Riccia fluitans is rated for USDA zone Not applicable (indoor tropical aquarium plant). Outside that range, grow it as a container plant that overwinters indoors before the first hard frost.
Riccia fluitans deep-dive guides
Every aspect of riccia fluitans care, each with its own calibrated guide:
- Riccia fluitans watering schedule
- Riccia fluitans light requirements
- Best soil mix for riccia fluitans
- Riccia fluitans fertilizing guide
- When to repot riccia fluitans
- How to propagate riccia fluitans
- Riccia fluitans growth rate & size
- Riccia fluitans cold hardiness
- Riccia fluitans temperature & humidity
- Is riccia fluitans toxic to cats & dogs?

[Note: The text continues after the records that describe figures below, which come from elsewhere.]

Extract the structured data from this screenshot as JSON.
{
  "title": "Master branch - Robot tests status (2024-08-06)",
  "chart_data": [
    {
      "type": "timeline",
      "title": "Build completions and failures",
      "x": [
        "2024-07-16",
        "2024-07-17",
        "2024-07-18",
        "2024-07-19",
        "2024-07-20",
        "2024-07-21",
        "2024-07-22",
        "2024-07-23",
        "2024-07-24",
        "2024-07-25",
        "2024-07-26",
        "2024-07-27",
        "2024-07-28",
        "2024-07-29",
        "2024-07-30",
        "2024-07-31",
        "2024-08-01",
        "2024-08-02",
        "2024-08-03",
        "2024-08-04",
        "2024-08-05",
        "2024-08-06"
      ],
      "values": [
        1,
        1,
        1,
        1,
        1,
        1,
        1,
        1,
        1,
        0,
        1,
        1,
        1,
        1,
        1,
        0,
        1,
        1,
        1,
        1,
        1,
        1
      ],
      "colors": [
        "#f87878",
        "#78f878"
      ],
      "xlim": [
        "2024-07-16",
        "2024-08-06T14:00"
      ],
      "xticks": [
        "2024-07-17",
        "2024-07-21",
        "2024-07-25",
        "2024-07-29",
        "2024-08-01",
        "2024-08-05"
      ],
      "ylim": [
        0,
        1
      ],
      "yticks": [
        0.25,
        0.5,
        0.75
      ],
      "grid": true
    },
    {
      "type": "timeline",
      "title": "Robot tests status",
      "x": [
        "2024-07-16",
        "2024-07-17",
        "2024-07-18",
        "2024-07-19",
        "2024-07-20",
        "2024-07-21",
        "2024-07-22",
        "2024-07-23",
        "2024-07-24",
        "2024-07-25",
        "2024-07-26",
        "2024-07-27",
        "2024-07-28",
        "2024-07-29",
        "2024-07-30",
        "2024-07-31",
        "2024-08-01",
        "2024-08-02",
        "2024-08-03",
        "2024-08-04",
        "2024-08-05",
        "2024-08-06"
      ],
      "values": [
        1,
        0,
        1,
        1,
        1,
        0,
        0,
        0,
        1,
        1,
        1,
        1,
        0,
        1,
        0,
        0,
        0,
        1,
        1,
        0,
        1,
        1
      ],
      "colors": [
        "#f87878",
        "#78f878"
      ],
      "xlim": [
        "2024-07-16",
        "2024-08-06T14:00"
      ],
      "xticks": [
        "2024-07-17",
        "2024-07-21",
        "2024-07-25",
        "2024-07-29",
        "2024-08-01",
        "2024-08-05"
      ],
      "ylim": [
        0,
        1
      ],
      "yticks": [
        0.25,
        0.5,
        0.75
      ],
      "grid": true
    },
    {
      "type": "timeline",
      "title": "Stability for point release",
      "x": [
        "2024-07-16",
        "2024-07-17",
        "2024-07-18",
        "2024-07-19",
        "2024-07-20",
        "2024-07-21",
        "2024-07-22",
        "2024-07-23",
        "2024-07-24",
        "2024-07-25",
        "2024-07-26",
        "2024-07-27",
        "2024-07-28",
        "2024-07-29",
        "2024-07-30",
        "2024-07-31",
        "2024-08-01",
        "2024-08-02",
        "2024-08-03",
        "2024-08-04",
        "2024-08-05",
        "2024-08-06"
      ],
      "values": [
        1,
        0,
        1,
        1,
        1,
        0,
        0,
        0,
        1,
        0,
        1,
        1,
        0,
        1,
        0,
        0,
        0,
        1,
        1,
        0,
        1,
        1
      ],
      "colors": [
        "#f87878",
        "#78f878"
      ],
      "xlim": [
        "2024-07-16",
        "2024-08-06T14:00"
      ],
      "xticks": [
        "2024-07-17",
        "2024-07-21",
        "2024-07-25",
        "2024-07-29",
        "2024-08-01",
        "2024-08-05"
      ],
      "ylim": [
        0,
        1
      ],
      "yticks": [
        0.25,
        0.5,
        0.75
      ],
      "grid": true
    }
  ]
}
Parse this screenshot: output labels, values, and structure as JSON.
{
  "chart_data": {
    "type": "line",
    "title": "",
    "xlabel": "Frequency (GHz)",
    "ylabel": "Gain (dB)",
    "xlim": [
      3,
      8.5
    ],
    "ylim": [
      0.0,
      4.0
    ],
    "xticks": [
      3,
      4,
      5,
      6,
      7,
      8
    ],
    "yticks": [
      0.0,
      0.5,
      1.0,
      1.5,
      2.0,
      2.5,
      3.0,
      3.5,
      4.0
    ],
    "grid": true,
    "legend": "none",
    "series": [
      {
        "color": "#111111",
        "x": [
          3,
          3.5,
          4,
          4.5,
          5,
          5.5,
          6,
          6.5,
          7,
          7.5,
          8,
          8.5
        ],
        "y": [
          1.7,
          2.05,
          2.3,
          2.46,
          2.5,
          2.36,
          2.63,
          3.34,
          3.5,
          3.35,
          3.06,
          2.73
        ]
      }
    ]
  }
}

- Is riccia fluitans toxic to cats?
- Is riccia fluitans toxic to dogs?
Featured in these plant shortlists
Riccia fluitans qualifies for 2 curated Growli shortlists — each one filtered objectively from our structured plant-care library, so the selection is consistent and checkable:
- Best plants for a north-facing window — Houseplants for a north-facing window: bright, even, indirect light and no scorching direct sun. Each pick verified against its documented light needs.
- Best fast-growing houseplants — Houseplants documented as fast or vigorous growers — quick to fill a pot, cover a pole or trail down a shelf.
- Browse all 29 plant shortlists — pet-safe, low-light, drought-tolerant and more
Related guides
Riccia fluitans is also commonly called crystalwort or floating liverwort.